Les divisions de la Psychologie. — Nous allons donc autant que possible étudier les
états de conscience en corrélation avec leurs conditions nerveuses probables. Il est admis
aujourd'hui que le système nerveux n'est qu'une machine à recevoir des impressions et à
décharger des réactions utiles à la conservation et à la défense de l'individu et de l'espèce,
(ceci ne dépasse certainement pas les connaissances physiologiques du lecteur).

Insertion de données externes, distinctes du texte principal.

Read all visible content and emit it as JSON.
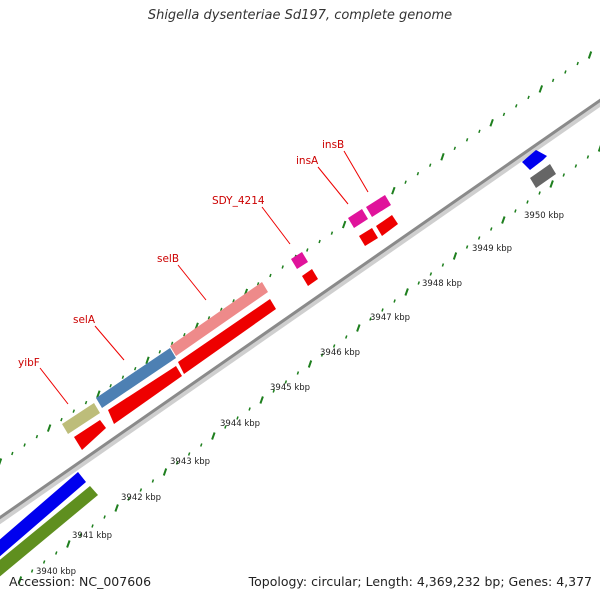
{
  "title": "Shigella dysenteriae Sd197, complete genome",
  "footer": {
    "accession": "Accession: NC_007606",
    "summary": "Topology: circular; Length: 4,369,232 bp; Genes: 4,377"
  },
  "scale_labels": [
    "3940 kbp",
    "3941 kbp",
    "3942 kbp",
    "3943 kbp",
    "3944 kbp",
    "3945 kbp",
    "3946 kbp",
    "3947 kbp",
    "3948 kbp",
    "3949 kbp",
    "3950 kbp"
  ],
  "gene_labels": [
    "yibF",
    "selA",
    "selB",
    "SDY_4214",
    "insA",
    "insB"
  ],
  "colors": {
    "backbone": "#8a8a8a",
    "cds_red": "#ee0000",
    "yibF": "#bdbd7a",
    "selA": "#4d80b3",
    "selB": "#ee8a8a",
    "insertion": "#e0139b",
    "blue_band": "#0000ee",
    "green_band": "#5f8f1f",
    "gray_feature": "#666666",
    "tick_green": "#1e7f1e",
    "label_line": "#ee0000"
  }
}
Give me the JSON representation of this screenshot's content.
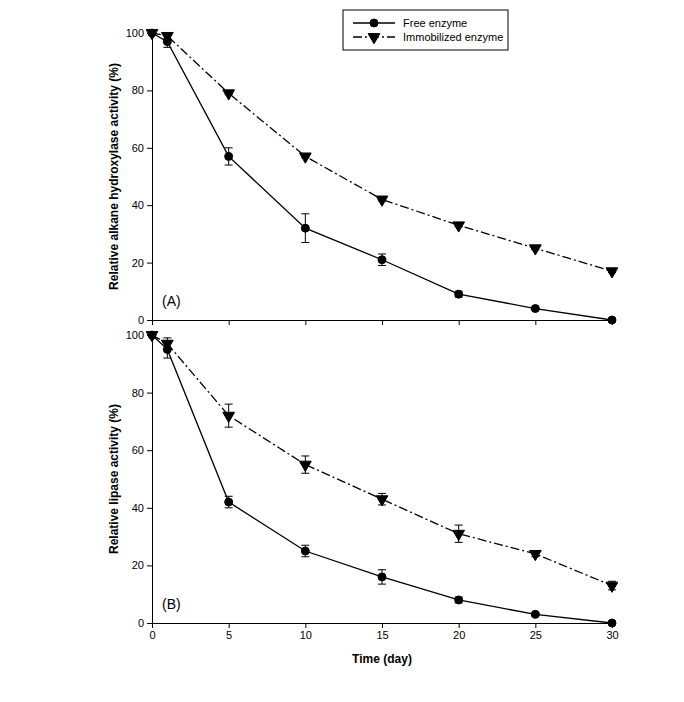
{
  "chart_data": [
    {
      "type": "line",
      "y_label": "Relative alkane hydroxylase activity (%)",
      "annotations": [
        "(A)"
      ],
      "x": [
        0,
        1,
        5,
        10,
        15,
        20,
        25,
        30
      ],
      "xlim": [
        0,
        30
      ],
      "xticks": [
        0,
        5,
        10,
        15,
        20,
        25,
        30
      ],
      "ylim": [
        0,
        100
      ],
      "yticks": [
        0,
        20,
        40,
        60,
        80,
        100
      ],
      "tick_labels": "y",
      "legend": "upper right",
      "series": [
        {
          "name": "Free enzyme",
          "color": "#000000",
          "marker": "circle",
          "line_style": "solid",
          "values": [
            100,
            97,
            57,
            32,
            21,
            9,
            4,
            0
          ],
          "errors": [
            0,
            2,
            3,
            5,
            2,
            1,
            0.5,
            0
          ]
        },
        {
          "name": "Immobilized enzyme",
          "color": "#000000",
          "marker": "triangle-down",
          "line_style": "dashdot",
          "values": [
            100,
            99,
            79,
            57,
            42,
            33,
            25,
            17
          ],
          "errors": [
            0,
            1,
            0.5,
            0.5,
            0.5,
            0.5,
            0.5,
            0.5
          ]
        }
      ]
    },
    {
      "type": "line",
      "y_label": "Relative lipase activity (%)",
      "x_label": "Time (day)",
      "annotations": [
        "(B)"
      ],
      "x": [
        0,
        1,
        5,
        10,
        15,
        20,
        25,
        30
      ],
      "xlim": [
        0,
        30
      ],
      "xticks": [
        0,
        5,
        10,
        15,
        20,
        25,
        30
      ],
      "ylim": [
        0,
        100
      ],
      "yticks": [
        0,
        20,
        40,
        60,
        80,
        100
      ],
      "series": [
        {
          "color": "#000000",
          "marker": "circle",
          "line_style": "solid",
          "values": [
            100,
            95,
            42,
            25,
            16,
            8,
            3,
            0
          ],
          "errors": [
            0,
            3,
            2,
            2,
            2.5,
            1,
            0.5,
            0
          ]
        },
        {
          "color": "#000000",
          "marker": "triangle-down",
          "line_style": "dashdot",
          "values": [
            100,
            97,
            72,
            55,
            43,
            31,
            24,
            13
          ],
          "errors": [
            0,
            2,
            4,
            3,
            2,
            3,
            1,
            1.5
          ]
        }
      ]
    }
  ]
}
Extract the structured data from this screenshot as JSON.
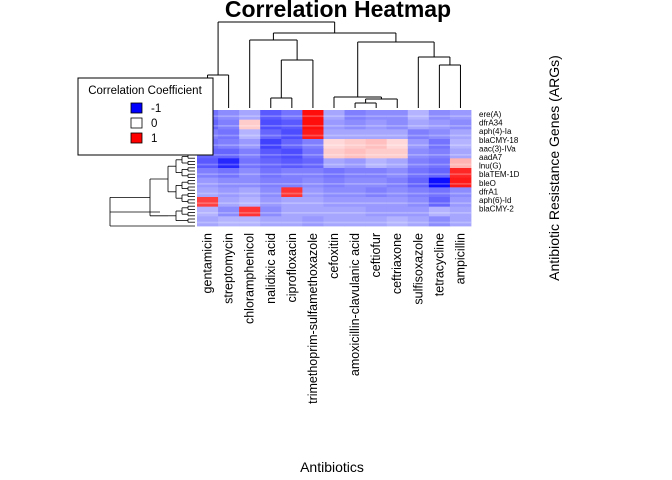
{
  "chart_data": {
    "type": "heatmap",
    "title": "Correlation Heatmap",
    "xlabel": "Antibiotics",
    "ylabel": "Antibiotic Resistance Genes (ARGs)",
    "columns": [
      "gentamicin",
      "streptomycin",
      "chloramphenicol",
      "nalidixic acid",
      "ciprofloxacin",
      "trimethoprim-sulfamethoxazole",
      "cefoxitin",
      "amoxicillin-clavulanic acid",
      "ceftiofur",
      "ceftriaxone",
      "sulfisoxazole",
      "tetracycline",
      "ampicillin"
    ],
    "row_labels": [
      "ere(A)",
      "dfrA34",
      "aph(4)-Ia",
      "blaCMY-18",
      "aac(3)-IVa",
      "aadA7",
      "lnu(G)",
      "blaTEM-1D",
      "bleO",
      "dfrA1",
      "aph(6)-Id",
      "blaCMY-2"
    ],
    "value_range": [
      -1,
      1
    ],
    "colors": {
      "low": "#0000ff",
      "mid": "#ffffff",
      "high": "#ff0000"
    },
    "legend": {
      "title": "Correlation Coefficient",
      "position": "top-left",
      "entries": [
        {
          "label": "-1",
          "color": "#0000ff"
        },
        {
          "label": "0",
          "color": "#ffffff"
        },
        {
          "label": "1",
          "color": "#ff0000"
        }
      ]
    },
    "column_dendrogram": true,
    "row_dendrogram": true,
    "values": [
      [
        -0.55,
        -0.45,
        -0.35,
        -0.65,
        -0.55,
        0.95,
        -0.35,
        -0.5,
        -0.45,
        -0.45,
        -0.3,
        -0.45,
        -0.4
      ],
      [
        -0.6,
        -0.5,
        0.2,
        -0.7,
        -0.65,
        0.95,
        -0.4,
        -0.45,
        -0.4,
        -0.45,
        -0.35,
        -0.4,
        -0.45
      ],
      [
        -0.5,
        -0.55,
        -0.3,
        -0.6,
        -0.7,
        0.9,
        -0.35,
        -0.35,
        -0.35,
        -0.35,
        -0.5,
        -0.45,
        -0.35
      ],
      [
        -0.55,
        -0.5,
        -0.4,
        -0.75,
        -0.6,
        -0.5,
        0.15,
        0.2,
        0.25,
        0.15,
        -0.4,
        -0.55,
        -0.3
      ],
      [
        -0.6,
        -0.6,
        -0.5,
        -0.65,
        -0.7,
        -0.55,
        0.2,
        0.25,
        0.2,
        0.2,
        -0.45,
        -0.5,
        -0.35
      ],
      [
        -0.65,
        -0.85,
        -0.55,
        -0.6,
        -0.65,
        -0.6,
        -0.35,
        -0.4,
        -0.3,
        -0.35,
        -0.5,
        -0.55,
        0.3
      ],
      [
        -0.5,
        -0.55,
        -0.45,
        -0.55,
        -0.5,
        -0.5,
        -0.55,
        -0.5,
        -0.5,
        -0.45,
        -0.55,
        -0.6,
        0.85
      ],
      [
        -0.4,
        -0.45,
        -0.45,
        -0.5,
        -0.5,
        -0.45,
        -0.5,
        -0.45,
        -0.45,
        -0.5,
        -0.6,
        -0.95,
        0.9
      ],
      [
        -0.35,
        -0.4,
        -0.35,
        -0.45,
        0.8,
        -0.4,
        -0.45,
        -0.45,
        -0.5,
        -0.45,
        -0.5,
        -0.55,
        -0.45
      ],
      [
        0.75,
        -0.35,
        -0.3,
        -0.4,
        -0.35,
        -0.35,
        -0.4,
        -0.4,
        -0.4,
        -0.4,
        -0.45,
        -0.6,
        -0.4
      ],
      [
        -0.3,
        -0.45,
        0.8,
        -0.45,
        -0.35,
        -0.35,
        -0.35,
        -0.35,
        -0.4,
        -0.4,
        -0.4,
        -0.3,
        -0.35
      ],
      [
        -0.35,
        -0.3,
        -0.3,
        -0.35,
        -0.35,
        -0.4,
        -0.35,
        -0.35,
        -0.35,
        -0.3,
        -0.35,
        -0.45,
        -0.35
      ]
    ]
  }
}
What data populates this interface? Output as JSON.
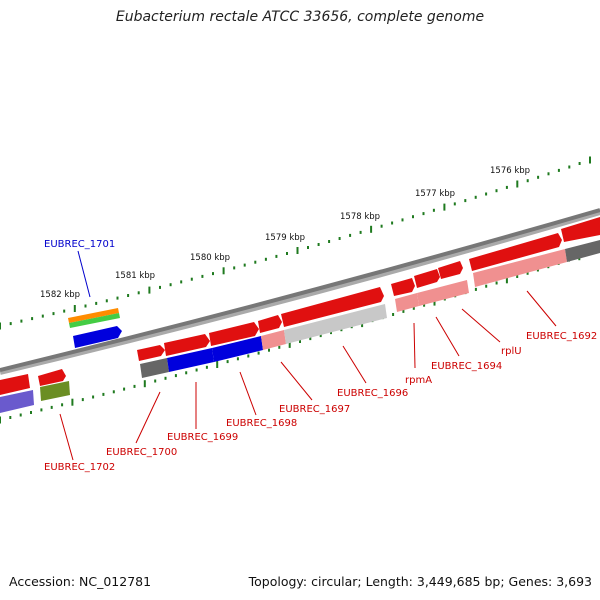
{
  "title": "Eubacterium rectale ATCC 33656, complete genome",
  "footer": {
    "accession": "Accession: NC_012781",
    "topology": "Topology: circular; Length: 3,449,685 bp; Genes: 3,693"
  },
  "colors": {
    "red": "#e01010",
    "pink": "#f09090",
    "blue": "#0000dd",
    "gray": "#666666",
    "light_gray": "#c8c8c8",
    "green_tick": "#1f7a1f",
    "label_red": "#cc0000",
    "label_blue": "#0000cc"
  },
  "kbp_ticks": [
    "1582 kbp",
    "1581 kbp",
    "1580 kbp",
    "1579 kbp",
    "1578 kbp",
    "1577 kbp",
    "1576 kbp"
  ],
  "gene_labels": [
    {
      "id": "EUBREC_1701",
      "color": "blue"
    },
    {
      "id": "EUBREC_1702",
      "color": "red"
    },
    {
      "id": "EUBREC_1700",
      "color": "red"
    },
    {
      "id": "EUBREC_1699",
      "color": "red"
    },
    {
      "id": "EUBREC_1698",
      "color": "red"
    },
    {
      "id": "EUBREC_1697",
      "color": "red"
    },
    {
      "id": "EUBREC_1696",
      "color": "red"
    },
    {
      "id": "rpmA",
      "color": "red"
    },
    {
      "id": "EUBREC_1694",
      "color": "red"
    },
    {
      "id": "rplU",
      "color": "red"
    },
    {
      "id": "EUBREC_1692",
      "color": "red"
    }
  ]
}
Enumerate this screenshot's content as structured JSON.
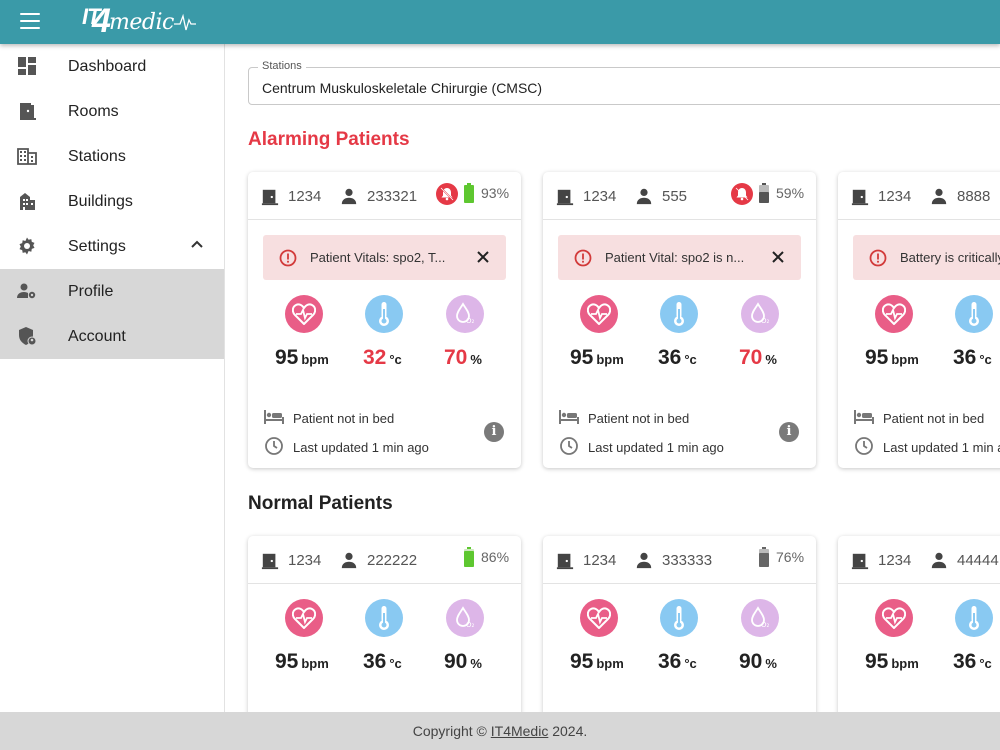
{
  "app": {
    "logo_text_it": "IT",
    "logo_text_4": "4",
    "logo_text_medic": "medic"
  },
  "sidebar": {
    "items": [
      {
        "label": "Dashboard",
        "icon": "dashboard-icon"
      },
      {
        "label": "Rooms",
        "icon": "door-icon"
      },
      {
        "label": "Stations",
        "icon": "station-building-icon"
      },
      {
        "label": "Buildings",
        "icon": "buildings-icon"
      },
      {
        "label": "Settings",
        "icon": "gear-icon"
      },
      {
        "label": "Profile",
        "icon": "person-gear-icon"
      },
      {
        "label": "Account",
        "icon": "shield-account-icon"
      }
    ]
  },
  "station": {
    "legend": "Stations",
    "value": "Centrum Muskuloskeletale Chirurgie (CMSC)"
  },
  "sections": {
    "alarming": "Alarming Patients",
    "normal": "Normal Patients"
  },
  "alarming": [
    {
      "room": "1234",
      "patient": "233321",
      "battery": "93%",
      "battery_level": 0.93,
      "battery_color": "#5ec730",
      "alert": "Patient Vitals: spo2, T...",
      "heart": "95",
      "heart_unit": "bpm",
      "temp": "32",
      "temp_unit": "°c",
      "spo2": "70",
      "spo2_unit": "%",
      "bed": "Patient not in bed",
      "updated": "Last updated 1 min ago"
    },
    {
      "room": "1234",
      "patient": "555",
      "battery": "59%",
      "battery_level": 0.59,
      "battery_color": "#555555",
      "alert": "Patient Vital: spo2 is n...",
      "heart": "95",
      "heart_unit": "bpm",
      "temp": "36",
      "temp_unit": "°c",
      "spo2": "70",
      "spo2_unit": "%",
      "bed": "Patient not in bed",
      "updated": "Last updated 1 min ago"
    },
    {
      "room": "1234",
      "patient": "8888",
      "alert": "Battery is critically",
      "heart": "95",
      "heart_unit": "bpm",
      "temp": "36",
      "temp_unit": "°c",
      "bed": "Patient not in bed",
      "updated": "Last updated 1 min a"
    }
  ],
  "normal": [
    {
      "room": "1234",
      "patient": "222222",
      "battery": "86%",
      "battery_level": 0.86,
      "battery_color": "#5ec730",
      "heart": "95",
      "heart_unit": "bpm",
      "temp": "36",
      "temp_unit": "°c",
      "spo2": "90",
      "spo2_unit": "%"
    },
    {
      "room": "1234",
      "patient": "333333",
      "battery": "76%",
      "battery_level": 0.76,
      "battery_color": "#666666",
      "heart": "95",
      "heart_unit": "bpm",
      "temp": "36",
      "temp_unit": "°c",
      "spo2": "90",
      "spo2_unit": "%"
    },
    {
      "room": "1234",
      "patient": "44444",
      "heart": "95",
      "heart_unit": "bpm",
      "temp": "36",
      "temp_unit": "°c"
    }
  ],
  "footer": {
    "prefix": "Copyright © ",
    "link": "IT4Medic",
    "suffix": " 2024."
  },
  "colors": {
    "topbar": "#3a9aa8",
    "alarm_red": "#e53946",
    "heart": "#e95d87",
    "temp": "#89c9f2",
    "spo2": "#ddb6e8"
  }
}
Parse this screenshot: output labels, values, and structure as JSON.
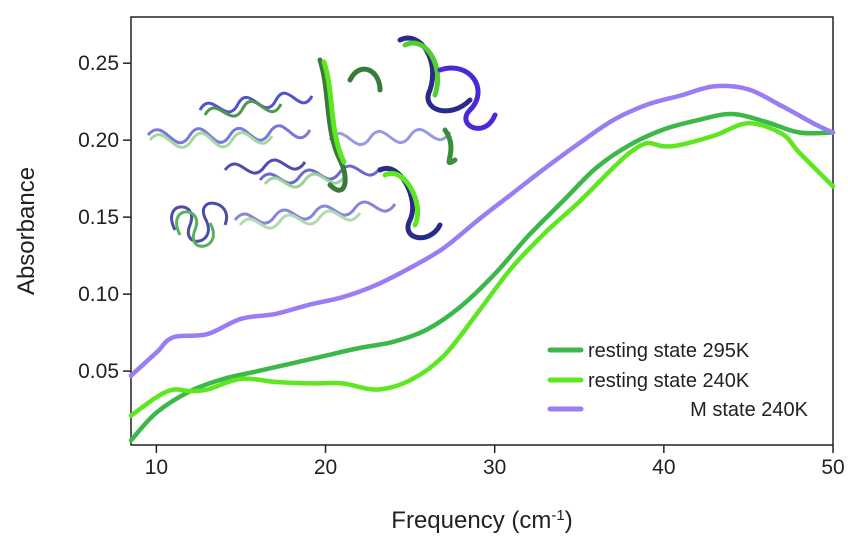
{
  "chart_data": {
    "type": "line",
    "xlabel": "Frequency (cm",
    "xlabel_sup": "-1",
    "xlabel_close": ")",
    "ylabel": "Absorbance",
    "xlim": [
      8.5,
      50
    ],
    "ylim": [
      0.002,
      0.28
    ],
    "x_ticks": [
      10,
      20,
      30,
      40,
      50
    ],
    "x_tick_labels": [
      "10",
      "20",
      "30",
      "40",
      "50"
    ],
    "y_ticks": [
      0.05,
      0.1,
      0.15,
      0.2,
      0.25
    ],
    "y_tick_labels": [
      "0.05",
      "0.10",
      "0.15",
      "0.20",
      "0.25"
    ],
    "grid": false,
    "legend_position": "bottom-right",
    "inset": "protein-ribbon-structure",
    "series": [
      {
        "name": "resting state 295K",
        "color": "#3cb84a",
        "x": [
          8.5,
          10,
          12,
          14,
          16,
          18,
          20,
          22,
          24,
          26,
          28,
          30,
          32,
          34,
          36,
          38,
          40,
          42,
          44,
          46,
          48,
          50
        ],
        "y": [
          0.005,
          0.023,
          0.037,
          0.045,
          0.05,
          0.055,
          0.06,
          0.065,
          0.069,
          0.077,
          0.092,
          0.113,
          0.138,
          0.16,
          0.182,
          0.197,
          0.207,
          0.213,
          0.217,
          0.212,
          0.205,
          0.205
        ]
      },
      {
        "name": "resting state 240K",
        "color": "#5ee620",
        "x": [
          8.5,
          10,
          11,
          12,
          13,
          15,
          17,
          19,
          21,
          23,
          25,
          27,
          29,
          31,
          33,
          35,
          37,
          38,
          39,
          40,
          41,
          43,
          45,
          47,
          48,
          50
        ],
        "y": [
          0.021,
          0.033,
          0.038,
          0.037,
          0.038,
          0.045,
          0.043,
          0.042,
          0.042,
          0.038,
          0.044,
          0.06,
          0.088,
          0.117,
          0.14,
          0.16,
          0.182,
          0.192,
          0.198,
          0.196,
          0.197,
          0.203,
          0.211,
          0.204,
          0.192,
          0.17
        ]
      },
      {
        "name": "M state 240K",
        "color": "#9a7cf4",
        "x": [
          8.5,
          10,
          11,
          13,
          15,
          17,
          19,
          21,
          23,
          25,
          27,
          29,
          31,
          33,
          35,
          37,
          39,
          41,
          43,
          45,
          47,
          49,
          50
        ],
        "y": [
          0.047,
          0.062,
          0.072,
          0.074,
          0.084,
          0.087,
          0.093,
          0.098,
          0.106,
          0.117,
          0.13,
          0.148,
          0.165,
          0.182,
          0.198,
          0.213,
          0.223,
          0.229,
          0.235,
          0.233,
          0.222,
          0.21,
          0.205
        ]
      }
    ]
  }
}
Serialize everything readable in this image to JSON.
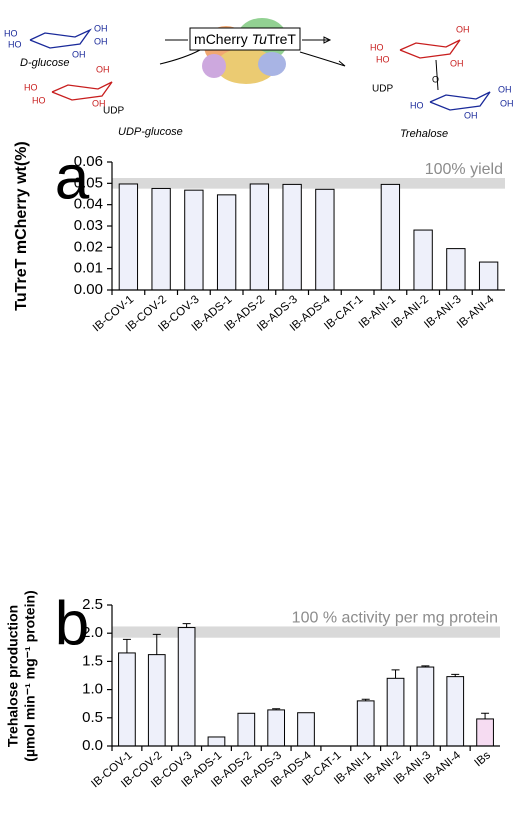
{
  "scheme": {
    "enzyme": {
      "prefix": "mCherry ",
      "italic": "Tu",
      "rest": "TreT"
    },
    "substrate": "D-glucose",
    "donor": "UDP-glucose",
    "product": "Trehalose",
    "byproduct": "UDP",
    "donor_group": "UDP",
    "glucose_atoms": [
      "HO",
      "HO",
      "OH",
      "OH",
      "OH"
    ],
    "donor_atoms": [
      "OH",
      "HO",
      "HO",
      "OH"
    ],
    "trehalose_atoms": [
      "OH",
      "HO",
      "HO",
      "OH",
      "O",
      "HO",
      "OH",
      "OH",
      "OH"
    ]
  },
  "chart_data": [
    {
      "type": "bar",
      "panel": "a",
      "ylabel": "TuTreT mCherry wt(%)",
      "annotation": "100% yield",
      "band": [
        0.0475,
        0.0525
      ],
      "categories": [
        "IB-COV-1",
        "IB-COV-2",
        "IB-COV-3",
        "IB-ADS-1",
        "IB-ADS-2",
        "IB-ADS-3",
        "IB-ADS-4",
        "IB-CAT-1",
        "IB-ANI-1",
        "IB-ANI-2",
        "IB-ANI-3",
        "IB-ANI-4"
      ],
      "values": [
        0.0497,
        0.0476,
        0.0468,
        0.0446,
        0.0497,
        0.0495,
        0.0472,
        0,
        0.0495,
        0.0281,
        0.0194,
        0.0131
      ],
      "colors": [
        "#eef0fa",
        "#eef0fa",
        "#eef0fa",
        "#eef0fa",
        "#eef0fa",
        "#eef0fa",
        "#eef0fa",
        "#eef0fa",
        "#eef0fa",
        "#eef0fa",
        "#eef0fa",
        "#eef0fa"
      ],
      "ylim": [
        0,
        0.06
      ],
      "yticks": [
        {
          "value": 0,
          "label": "0.00"
        },
        0.01,
        0.02,
        0.03,
        0.04,
        0.05,
        0.06
      ]
    },
    {
      "type": "bar",
      "panel": "b",
      "ylabel": [
        "Trehalose production",
        "(µmol min⁻¹ mg⁻¹ protein)"
      ],
      "annotation": "100 % activity per mg protein",
      "band": [
        1.92,
        2.12
      ],
      "categories": [
        "IB-COV-1",
        "IB-COV-2",
        "IB-COV-3",
        "IB-ADS-1",
        "IB-ADS-2",
        "IB-ADS-3",
        "IB-ADS-4",
        "IB-CAT-1",
        "IB-ANI-1",
        "IB-ANI-2",
        "IB-ANI-3",
        "IB-ANI-4",
        "IBs"
      ],
      "values": [
        1.65,
        1.62,
        2.1,
        0.16,
        0.58,
        0.64,
        0.59,
        0,
        0.8,
        1.2,
        1.4,
        1.23,
        0.48
      ],
      "errors": [
        0.24,
        0.36,
        0.07,
        null,
        null,
        0.02,
        null,
        null,
        0.03,
        0.15,
        0.02,
        0.04,
        0.1
      ],
      "colors": [
        "#eef0fa",
        "#eef0fa",
        "#eef0fa",
        "#eef0fa",
        "#eef0fa",
        "#eef0fa",
        "#eef0fa",
        "#eef0fa",
        "#eef0fa",
        "#eef0fa",
        "#eef0fa",
        "#eef0fa",
        "#f6dcf2"
      ],
      "ylim": [
        0,
        2.5
      ],
      "yticks": [
        {
          "value": 0,
          "label": "0.0"
        },
        0.5,
        {
          "value": 1,
          "label": "1.0"
        },
        1.5,
        {
          "value": 2,
          "label": "2.0"
        },
        2.5
      ]
    }
  ]
}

D'où une
Anatomie du système nerveux divisée en trois grandes sections où l'on traite :
1° des fibres qui amènent les courants ;
2° des organes centraux qui leur donnent une direction nouvelle ;
3° des fibres qui les ramènent vers l'extérieur.
La physiologie nous offre la sensation, la réflexion des centres et le mouvement,
comme répliques de ces trois divisions anatomiques. En psychologie nous pouvons diviser
notre sujet suivant un plan analogue [8] et traiter successivement de trois modes fondamen-
taux de la conscience et de leurs conditions. Le premier sera la sensation ; le second, la
cérébration ou Intellection ; le troisième, la Tendance à l'Action. Division très vague, sans
doute, mais pratique et commode dans un livre comme celui-ci, — ce qui nous permettra de
négliger toutes les objections qu'on peut lui faire.